Declarar-se EPP mantendo sociedade de fato com outra empresa leva à inidoneidade
“É cabível a declaração de inidoneidade (art. 46 da Lei 8.443/1992) para participar de licitações na Administração Pública Federal ou por ela ser contratada, bem como de licitações realizadas por estados, Distrito Federal e municípios que envolvam recursos federais, de pessoa jurídica que, autodeclarando-se microempresa (ME) ou empresa de pequeno porte (EPP) com vistas a usufruir dos benefícios concedidos pela LC 123/2006, mantém sociedade de fato com outra empresa, pois tal situação se enquadra na vedação prevista no art. 3º, § 4º, inciso I, da mencionada lei complementar.”

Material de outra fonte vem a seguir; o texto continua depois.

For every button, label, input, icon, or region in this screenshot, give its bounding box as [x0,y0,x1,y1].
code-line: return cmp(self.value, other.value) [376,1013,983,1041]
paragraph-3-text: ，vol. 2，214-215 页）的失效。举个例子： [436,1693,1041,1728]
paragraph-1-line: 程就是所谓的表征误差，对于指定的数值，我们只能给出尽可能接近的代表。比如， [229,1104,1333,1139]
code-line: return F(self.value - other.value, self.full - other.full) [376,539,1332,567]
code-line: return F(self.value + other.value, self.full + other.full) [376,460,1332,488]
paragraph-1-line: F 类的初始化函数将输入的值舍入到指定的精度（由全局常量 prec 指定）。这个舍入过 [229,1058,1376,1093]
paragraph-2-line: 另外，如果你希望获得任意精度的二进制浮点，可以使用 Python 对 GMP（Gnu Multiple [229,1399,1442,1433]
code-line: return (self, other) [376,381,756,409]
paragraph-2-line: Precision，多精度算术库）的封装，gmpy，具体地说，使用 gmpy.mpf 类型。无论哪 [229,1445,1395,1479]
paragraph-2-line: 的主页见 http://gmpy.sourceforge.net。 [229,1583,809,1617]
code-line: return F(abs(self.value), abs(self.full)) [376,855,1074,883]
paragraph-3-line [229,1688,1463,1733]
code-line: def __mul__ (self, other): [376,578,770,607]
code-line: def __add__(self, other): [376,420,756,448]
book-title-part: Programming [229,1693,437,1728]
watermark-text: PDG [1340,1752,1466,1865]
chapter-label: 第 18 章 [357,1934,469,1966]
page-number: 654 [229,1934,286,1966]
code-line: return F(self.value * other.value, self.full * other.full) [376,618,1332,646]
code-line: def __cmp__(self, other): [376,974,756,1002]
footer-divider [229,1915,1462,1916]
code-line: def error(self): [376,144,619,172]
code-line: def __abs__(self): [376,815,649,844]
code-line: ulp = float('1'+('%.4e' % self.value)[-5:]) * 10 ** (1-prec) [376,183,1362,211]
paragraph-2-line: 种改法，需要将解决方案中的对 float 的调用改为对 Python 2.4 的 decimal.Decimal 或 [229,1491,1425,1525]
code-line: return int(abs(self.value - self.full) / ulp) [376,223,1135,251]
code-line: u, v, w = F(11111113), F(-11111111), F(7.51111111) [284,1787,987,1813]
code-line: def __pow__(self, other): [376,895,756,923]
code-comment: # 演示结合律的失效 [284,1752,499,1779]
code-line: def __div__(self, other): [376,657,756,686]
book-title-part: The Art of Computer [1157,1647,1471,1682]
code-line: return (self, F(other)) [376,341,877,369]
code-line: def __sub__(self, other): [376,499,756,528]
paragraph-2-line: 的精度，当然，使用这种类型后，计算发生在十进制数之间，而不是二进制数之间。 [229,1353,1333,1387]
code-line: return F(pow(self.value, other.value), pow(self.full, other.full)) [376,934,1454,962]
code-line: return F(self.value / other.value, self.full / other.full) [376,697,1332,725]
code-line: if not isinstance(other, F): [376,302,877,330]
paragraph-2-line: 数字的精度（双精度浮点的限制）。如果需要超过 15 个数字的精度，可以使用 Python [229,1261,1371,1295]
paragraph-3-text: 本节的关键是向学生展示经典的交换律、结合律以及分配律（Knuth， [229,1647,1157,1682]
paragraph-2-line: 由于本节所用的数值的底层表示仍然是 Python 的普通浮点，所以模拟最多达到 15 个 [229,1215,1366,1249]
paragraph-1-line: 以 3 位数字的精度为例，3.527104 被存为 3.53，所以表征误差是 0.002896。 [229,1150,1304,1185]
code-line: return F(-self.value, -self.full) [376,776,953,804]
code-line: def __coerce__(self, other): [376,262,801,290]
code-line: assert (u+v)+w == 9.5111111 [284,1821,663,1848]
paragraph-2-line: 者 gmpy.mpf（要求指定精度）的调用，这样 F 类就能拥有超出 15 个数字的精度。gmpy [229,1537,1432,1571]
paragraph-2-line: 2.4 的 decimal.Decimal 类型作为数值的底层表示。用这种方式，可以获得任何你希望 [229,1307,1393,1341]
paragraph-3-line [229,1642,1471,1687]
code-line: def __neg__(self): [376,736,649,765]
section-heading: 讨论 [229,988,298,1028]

Comentário Advocacia Valerio
Sociedade de fato é a que existe na prática sem existir no papel: mesma estrutura, mesmos sócios ocultos, mesma operação, faturamentos que somados estouram o teto da LC 123. A autodeclaração de EPP nessas condições é fraude ao certame, e a resposta do TCU é a pena máxima do controle externo, a inidoneidade.
O precedente serve aos dois lados do balcão: à empresa que compete lealmente e desconfia do benefício indevido de concorrente, é fundamento de representação; à empresa em crescimento com estruturas societárias entrelaçadas, é aviso para arrumar a casa antes que o controle a examine.